Compassionate winter break

In January, nine Bowdoin students spent a week on an "Alternative Winter Break" working with Preble Street Resource Center to learn about hunger and homelessness in Portland.

During our first morning van ride to Portland, the group seemed unenthusiastic. We sat quietly and wondered what we were going to do, where the trip would lead us and how we were going to live with such a ragtag group of strangers for the next five days.

We were all tired. Most of us had spent the previous few weeks sleeping in and lounging around at home, so having to wake up in a house without a coffee maker and go to Portland before 8 a.m. was pretty jarring.

Later that night, after working with Preble Street, our group reconvened around dinner and shared our gratitude for the trip. We were starting to get to know each other, and we joked about our dependence on coffee.

The change of our group behavior showed us how we could wrongly assume the reasons for Preble Street clients’ actions or emotions.

Several Preble Street staff members emphasized the importance of the "daily indignities" homeless people constantly face. Portland’s city shelter on Oxford Street fills to capacity every night with people sleeping on mats only a few inches apart. Preble Street Resource Center serves as an overflow shelter, laying 60-70 mats on the ground nightly. When that fills, there is the DHHS office space, where the lights are always on and there’s only enough room for people to sit in stiff office chairs. And, after this difficult and degrading night, many people have to wait in lines all day to navigate soup kitchens and public assistance offices.

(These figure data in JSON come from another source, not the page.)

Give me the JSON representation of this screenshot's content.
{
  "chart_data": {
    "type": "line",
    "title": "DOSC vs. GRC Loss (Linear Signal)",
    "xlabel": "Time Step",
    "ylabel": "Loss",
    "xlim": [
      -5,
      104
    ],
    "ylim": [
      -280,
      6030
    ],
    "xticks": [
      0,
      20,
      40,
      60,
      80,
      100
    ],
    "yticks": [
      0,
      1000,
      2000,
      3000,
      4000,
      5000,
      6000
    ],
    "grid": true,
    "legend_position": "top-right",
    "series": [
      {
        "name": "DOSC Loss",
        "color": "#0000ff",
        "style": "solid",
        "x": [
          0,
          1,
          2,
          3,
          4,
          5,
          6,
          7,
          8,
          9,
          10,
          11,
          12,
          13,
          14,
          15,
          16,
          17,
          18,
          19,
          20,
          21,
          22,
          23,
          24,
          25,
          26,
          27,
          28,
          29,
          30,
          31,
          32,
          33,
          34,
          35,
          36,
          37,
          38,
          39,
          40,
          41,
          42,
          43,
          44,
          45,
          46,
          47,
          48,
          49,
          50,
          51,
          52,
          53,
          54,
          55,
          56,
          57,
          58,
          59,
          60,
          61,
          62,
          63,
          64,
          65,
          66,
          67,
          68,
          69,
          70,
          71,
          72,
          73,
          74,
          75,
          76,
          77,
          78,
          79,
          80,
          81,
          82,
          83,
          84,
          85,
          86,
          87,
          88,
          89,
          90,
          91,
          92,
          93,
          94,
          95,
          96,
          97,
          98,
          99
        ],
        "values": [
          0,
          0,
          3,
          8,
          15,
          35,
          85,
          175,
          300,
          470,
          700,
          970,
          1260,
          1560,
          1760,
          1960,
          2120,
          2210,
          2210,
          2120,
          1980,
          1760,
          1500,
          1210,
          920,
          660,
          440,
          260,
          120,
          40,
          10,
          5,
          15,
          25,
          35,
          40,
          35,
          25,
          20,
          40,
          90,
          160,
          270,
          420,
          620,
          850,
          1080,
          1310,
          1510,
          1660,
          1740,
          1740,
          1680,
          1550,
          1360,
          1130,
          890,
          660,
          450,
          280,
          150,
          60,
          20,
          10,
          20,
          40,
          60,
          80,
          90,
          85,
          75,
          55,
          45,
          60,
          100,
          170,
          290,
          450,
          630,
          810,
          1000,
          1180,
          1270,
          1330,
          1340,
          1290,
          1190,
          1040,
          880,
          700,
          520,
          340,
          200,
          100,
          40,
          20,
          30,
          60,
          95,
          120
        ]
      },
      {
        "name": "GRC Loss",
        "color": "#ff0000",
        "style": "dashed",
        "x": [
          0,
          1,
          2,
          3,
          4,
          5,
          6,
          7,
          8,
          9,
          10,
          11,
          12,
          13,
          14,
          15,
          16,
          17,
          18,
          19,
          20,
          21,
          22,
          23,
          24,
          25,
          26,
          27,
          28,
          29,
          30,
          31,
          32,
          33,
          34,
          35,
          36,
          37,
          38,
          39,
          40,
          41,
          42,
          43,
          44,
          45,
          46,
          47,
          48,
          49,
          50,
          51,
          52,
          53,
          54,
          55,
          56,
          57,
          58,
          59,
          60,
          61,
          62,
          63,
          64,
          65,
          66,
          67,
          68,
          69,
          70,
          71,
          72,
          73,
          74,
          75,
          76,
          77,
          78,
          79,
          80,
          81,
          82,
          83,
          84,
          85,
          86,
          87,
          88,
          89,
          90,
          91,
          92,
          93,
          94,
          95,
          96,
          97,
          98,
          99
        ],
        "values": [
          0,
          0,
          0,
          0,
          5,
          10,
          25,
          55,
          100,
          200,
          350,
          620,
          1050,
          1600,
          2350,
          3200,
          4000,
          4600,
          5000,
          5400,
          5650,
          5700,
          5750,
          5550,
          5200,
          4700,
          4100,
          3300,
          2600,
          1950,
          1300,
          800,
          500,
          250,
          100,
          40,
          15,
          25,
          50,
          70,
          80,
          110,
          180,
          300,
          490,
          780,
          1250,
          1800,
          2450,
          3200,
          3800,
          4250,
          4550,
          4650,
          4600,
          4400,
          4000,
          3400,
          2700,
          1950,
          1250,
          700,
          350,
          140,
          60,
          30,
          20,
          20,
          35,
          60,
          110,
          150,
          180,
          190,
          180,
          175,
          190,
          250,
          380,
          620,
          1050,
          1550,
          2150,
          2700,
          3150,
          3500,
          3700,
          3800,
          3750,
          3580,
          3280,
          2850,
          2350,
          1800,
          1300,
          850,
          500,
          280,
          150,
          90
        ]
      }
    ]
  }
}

We met with the advocacy group Homeless Voices for Justice, which gives people who’ve experienced homelessness an opportunity to speak out and foster positive change in the community.

We toured Logan Place, which houses and supports 30 people, and met many interesting, funny and wonderful individuals – all "homeless" but every story was different, testifying to the complexity of poverty.

No one chooses homelessness. One advocate put it, "Saying people chose something means that they see options." Choice is a privilege often denied those who find themselves homeless, but by offering even small choices to clients – such as which dessert they want at the soup kitchen – Preble Street can provide some semblance of control to people robbed of their agency and choice.

Over the week, our group was increasingly moved by the people we met and the stories we heard. After only a short time, we learned a lot about each person and became invested in each other’s lives – we felt like a family. The trip had changed us.

Learning about other people’s stories made us appreciate our other group members so much more. We learned that compassion is not only the best, but the only way, for us to improve the lives of others. If you have an interest in making the world a better place, then you have an interest in being compassionate.

JESSE ORTIZ and TALIA COWEN are students at Bowdoin College.